RELATED: Why isn't 5G getting more broadband funding?

“The FCC should immediately begin the process to reallocate existing USF high-cost funds no longer needed to achieve the goals of RDOF to the 5G Fund establishing a budget of approximately $20 billion that can be adjusted in the future…with updated maps once they’re completed,” Berry said.  

37K new coverage sites needed

CostQuest is known for creating national at-network cost models, which have used been the FCC for the national broadband plan and for the Connect America Fund (CAF), as well as recent RDOF auctions to set the reserve price level. It’s also performed 3G and 4G ubiquity cost models.
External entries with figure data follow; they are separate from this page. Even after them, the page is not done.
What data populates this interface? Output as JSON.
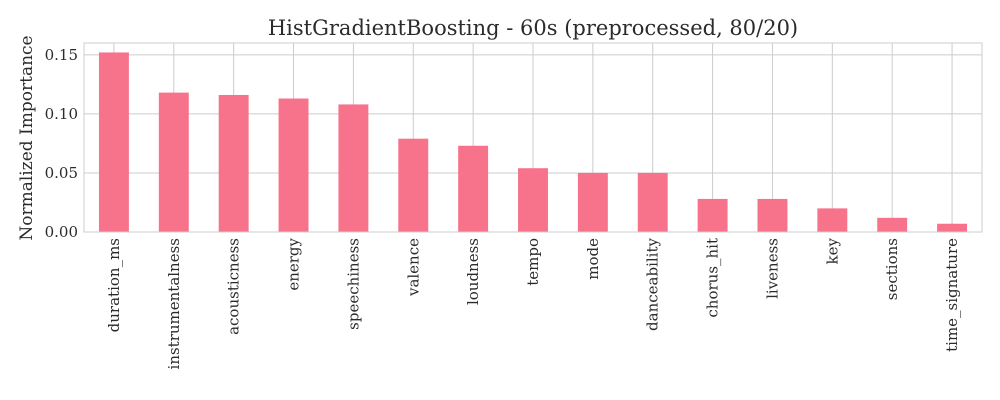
{
  "chart_data": {
    "type": "bar",
    "title": "HistGradientBoosting - 60s (preprocessed, 80/20)",
    "xlabel": "",
    "ylabel": "Normalized Importance",
    "categories": [
      "duration_ms",
      "instrumentalness",
      "acousticness",
      "energy",
      "speechiness",
      "valence",
      "loudness",
      "tempo",
      "mode",
      "danceability",
      "chorus_hit",
      "liveness",
      "key",
      "sections",
      "time_signature"
    ],
    "values": [
      0.152,
      0.118,
      0.116,
      0.113,
      0.108,
      0.079,
      0.073,
      0.054,
      0.05,
      0.05,
      0.028,
      0.028,
      0.02,
      0.012,
      0.007
    ],
    "ylim": [
      0,
      0.16
    ],
    "yticks": [
      "0.00",
      "0.05",
      "0.10",
      "0.15"
    ],
    "ytick_values": [
      0,
      0.05,
      0.1,
      0.15
    ],
    "grid": true,
    "bar_color": "#f7738c",
    "grid_color": "#cccccc"
  }
}
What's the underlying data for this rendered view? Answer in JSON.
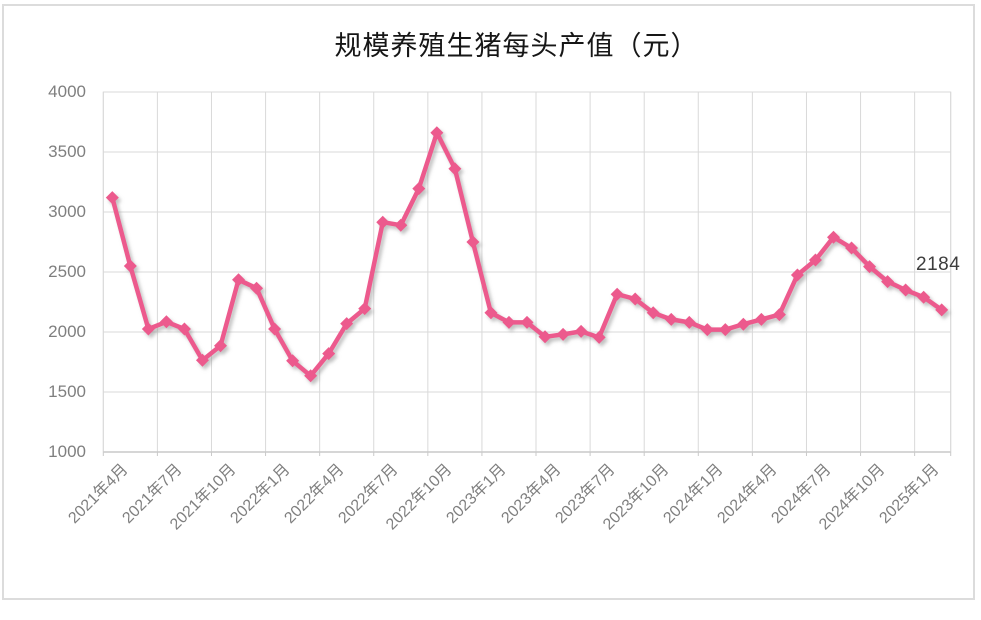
{
  "chart_title": "规模养殖生猪每头产值（元）",
  "end_point_label": "2184",
  "colors": {
    "line": "#EC5A8D",
    "marker": "#EC5A8D",
    "grid": "#D9D9D9",
    "axis_line": "#C9C9C9",
    "frame": "#DCDCDC",
    "axis_text": "#7F7F7F",
    "title_text": "#161616",
    "end_label_text": "#3D3D3D",
    "background": "#FFFFFF"
  },
  "chart_data": {
    "type": "line",
    "title": "规模养殖生猪每头产值（元）",
    "xlabel": "",
    "ylabel": "",
    "ylim": [
      1000,
      4000
    ],
    "y_ticks": [
      4000,
      3500,
      3000,
      2500,
      2000,
      1500,
      1000
    ],
    "grid": "on",
    "legend": "none",
    "marker": "diamond",
    "x_tick_labels": [
      "2021年4月",
      "2021年7月",
      "2021年10月",
      "2022年1月",
      "2022年4月",
      "2022年7月",
      "2022年10月",
      "2023年1月",
      "2023年4月",
      "2023年7月",
      "2023年10月",
      "2024年1月",
      "2024年4月",
      "2024年7月",
      "2024年10月",
      "2025年1月"
    ],
    "x_tick_every_n_points": 3,
    "months": [
      "2021-04",
      "2021-05",
      "2021-06",
      "2021-07",
      "2021-08",
      "2021-09",
      "2021-10",
      "2021-11",
      "2021-12",
      "2022-01",
      "2022-02",
      "2022-03",
      "2022-04",
      "2022-05",
      "2022-06",
      "2022-07",
      "2022-08",
      "2022-09",
      "2022-10",
      "2022-11",
      "2022-12",
      "2023-01",
      "2023-02",
      "2023-03",
      "2023-04",
      "2023-05",
      "2023-06",
      "2023-07",
      "2023-08",
      "2023-09",
      "2023-10",
      "2023-11",
      "2023-12",
      "2024-01",
      "2024-02",
      "2024-03",
      "2024-04",
      "2024-05",
      "2024-06",
      "2024-07",
      "2024-08",
      "2024-09",
      "2024-10",
      "2024-11",
      "2024-12",
      "2025-01",
      "2025-02"
    ],
    "values": [
      3120,
      2550,
      2025,
      2085,
      2025,
      1765,
      1885,
      2435,
      2365,
      2025,
      1760,
      1635,
      1820,
      2070,
      2195,
      2915,
      2890,
      3195,
      3660,
      3360,
      2750,
      2160,
      2080,
      2080,
      1960,
      1980,
      2005,
      1955,
      2315,
      2275,
      2160,
      2105,
      2080,
      2020,
      2020,
      2065,
      2105,
      2145,
      2475,
      2600,
      2790,
      2700,
      2545,
      2420,
      2350,
      2290,
      2184
    ],
    "last_point_label": "2184"
  }
}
CostQuest President and CEO James Stegeman said during Friday’s press call that it’s not a population coverage study per say, but rather what roads and what areas are unserved. Calculations involved networks with target speed of 35 Mbps down and 5 Mbps up, and using mid- or low-band spectrum (millimeter wave was excluded).

The model includes cell site specific costs, the full cost of towers where needed, RF equipment, radio heads, antennas, power systems, housing for the equipment, access roads, fencing and other aspects involved in a macro cell deployment.

It also took into consideration other forms of backhaul, including new fiber and microwave.

The base number is $36 billion in initial capital for full road and area coverage in the U.S., which doesn’t include potential costs for 10-year replacement needs or additional costs to upgrade core networks and edge sites. 

In total, CostQuest estimates there’s a need for about 37,000 new coverage sites in the country, the majority of which would require new towers, Stegeman said.

Deployment of those sites would cover approximately 990 million miles of unserved roads that exist today, he added, noting the cost estimate equates to around $1 million per site.